Ha metido en líos al Rey manteniendo reuniones con la comisionista Corinna -asuntos clasificados-, para luego negarlas y, por fin reconocerlas. Su plan de la marca España, aparentemente positivo y necesario, ha salido al revés porque, como tantos lenguaraces, ni es constante, ni es coherente, ni es capaz de atar el compromiso de los actores precisos.

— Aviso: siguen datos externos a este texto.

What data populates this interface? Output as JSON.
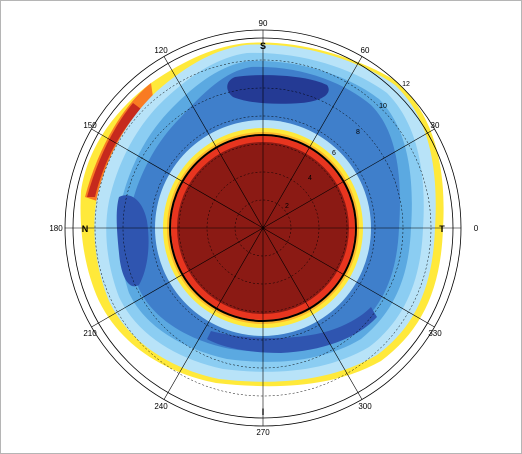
{
  "figure": {
    "colors": {
      "background": "#ffffff",
      "frame": "#b5b5b5",
      "grid": "#000000",
      "scale": [
        "#8b1a14",
        "#c62a1d",
        "#e8351f",
        "#f97b22",
        "#fdb82b",
        "#ffe93a",
        "#fff8a0",
        "#e8f4ff",
        "#b8e3f8",
        "#8bcdf2",
        "#5ba9e1",
        "#3f7fcb",
        "#2f55b0",
        "#243a94"
      ]
    },
    "angle_labels": [
      "0",
      "30",
      "60",
      "90",
      "120",
      "150",
      "180",
      "210",
      "240",
      "270",
      "300",
      "330"
    ],
    "ring_labels": [
      "2",
      "4",
      "6",
      "8",
      "10",
      "12"
    ],
    "direction_labels": {
      "superior": "S",
      "inferior": "I",
      "nasal": "N",
      "temporal": "T"
    }
  }
}
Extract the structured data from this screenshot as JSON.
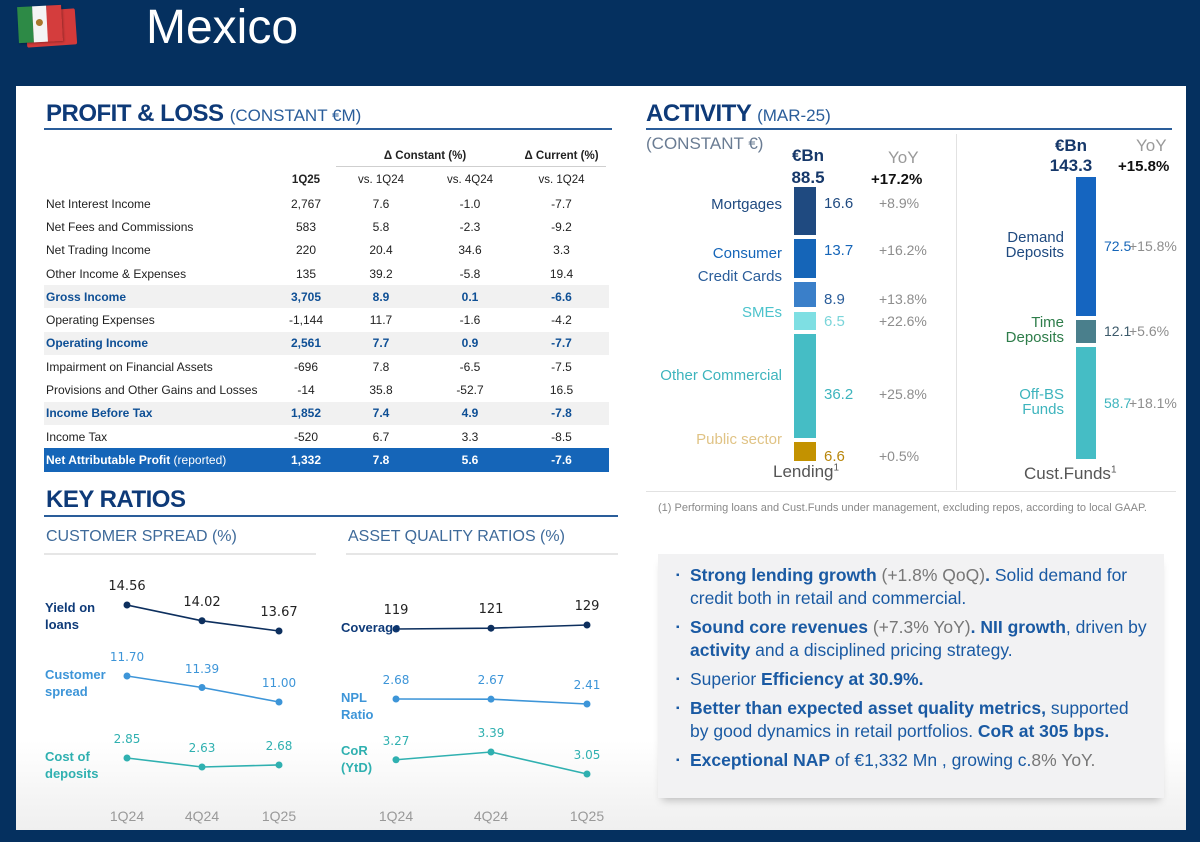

Merece un cese en toda regla, que además serviría para transmitir un mensaje inequívoco a los nacionalistas-secesionistas catalanes que, aferrados a las palabras del ministro de Exteriores, a su enorme comprensión, a su óptima valoración de la última Diada, y a la propia naturaleza de su cartera (¡manda huevos!), se están enterando por Madrid de lo que no tenían claro: que han ganado. Margallo merecía haber nacido antes y pertenecer al círculo de Alfonso XIII que anunció la victoria republicana en las elecciones municipales del 31. Ya dejé aquí hace una semana mi sospecha, luego confirmada: quieren salvar la cara a Mas. Es un grave error. Presidente, si esto lo tenemos que arreglar solos los constitucionalistas de Cataluña, sea. Pero le ruego que no nos lo ponga más difícil.